Seven years ago, a loud and drunken Rob Ford, then a city councillor, was at a Maple Leafs game at the Air Canada Centre. He was shouting things like “My sister was a heroin addict and was shot in the head” by way of making conversation at people seated near him.
“Who the fuck do you think you are? Are you some kind of right wing Commie bastard? Are you a fucking teacher? Do you want your little wife to go over to Iran and get raped and shot?”
He was escorted from the stadium by security guards.
Initially Ford denied it:
“This is unbelievable,” he told the Star. “I wasn’t even at the game, so someone’s trying to do a real hatchet job on me, let me tell you.”
“I reflected on it last night, and talked to my family.

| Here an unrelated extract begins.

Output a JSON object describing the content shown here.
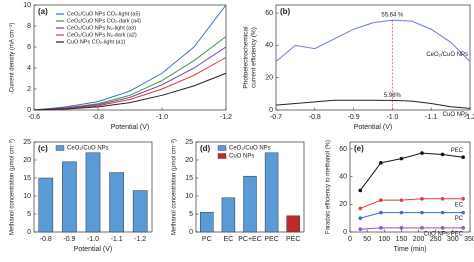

I came forward and admitted it. That’s all I can do. I mean, I’m not perfect,” said Ford.
“I made a mistake. I’m only human. I don’t know what more to say. I sincerely apologize.”
“I feel terrible about it. My wife and I had a little bit too much to drink . . . I made a mistake that will never happen again.”
Doug Ford said he knew nothing about it.
In 1999, Rob Ford was pulled over and busted for DUI and possession of marijuana in Florida. He copped to one charge, paid a fine, and did 50 hours of community service with his football team in Canada. Asked about it during his 2010 run for mayor, Ford denied it:
“No to answer your question,” Ford said.
“I’m dead serious. When I say no, I mean never. No question, now I’m getting offended. No means no.”
When presented with the arrest details, Ford explained:
“The reason I forgot about the marijuana charge . . . is because that same evening, I was charged with failing to give a breath sample,” he told reporters.
. . . although court documents and an affidavit from the Miami-Dade police officer who made the arrest show Mr. Ford was charged with driving under the influence of alcohol or drugs.
“I’m not perfect,” Rob said. “I owned up to my mistake.”
On Tuesday, Doug Ford was aggressively calling for Police Chief Blair to step down. Hours later, he wandered out alone into a scrum of reporters and announced, after months of denial, that he had smoked crack cocaine due to being drunk.
Doug, who had been unable to reach Rob by phone all morning, characterized his brother’s crack confession as the worst day of his own life. The two of them held a presser in which Rob read out an apology for his crack-smoking to Toronto . . . and to Doug, who he was at pains to state knew nothing about it.
It’s been their standard MO for years. But it isn’t working anymore.
So who is so close to Ford he’s actually present to record him saying:
“Cause I’m going to kill that f**king guy. I’m telling you it’s first-degree murder . . . . I will, f**k, when he’s dead, you help make sure that motherf**ker’s dead. I need 10 minutes to make sure he’s dead.”
but would sell it to the media? Ford must be able to tell from the dining room angle who shot it.
There’s no date to it . . . maybe it’s a response to that WWE wrestler Iron Sheik challenging him to fight?
Thursday noon update: Sooey Says: Schadenfreude, eh? No, Mr. Minister of Whatever, we’re way past schadenfreude . . .
Kathy and Rob’s mom do a bizarre TV interview today, blowing off any suggestion of rehab for Rob and demonstrating for 20 minutes what privileged enabling really looks like.
10pm update: Remember this guy, Scott MacIntyre, Kathy’s ex? He broke into Rob Ford’s house 18 months ago demanding money owed to him and threatening to expose the Fords to the media if they didn’t pay up. He was jailed for possession, turned up in court with a broken leg from a jailhouse beating, and pled guilty, ensuring no further related evidence would be released. Today . . .
A former common-law spouse of Kathy Ford who vowed to expose the Ford family to the media was savagely beaten in jail because he was a “bother” to the mayor, a judge told his sentencing hearing.
At the sentencing hearing, both Fords generously urged leniency and freedom for MacIntyre.
The news report doesn’t mention whether Rob Ford’s surprise night visit to the jail in March demanding to see a different prisoner is related to MacIntyre’s beating.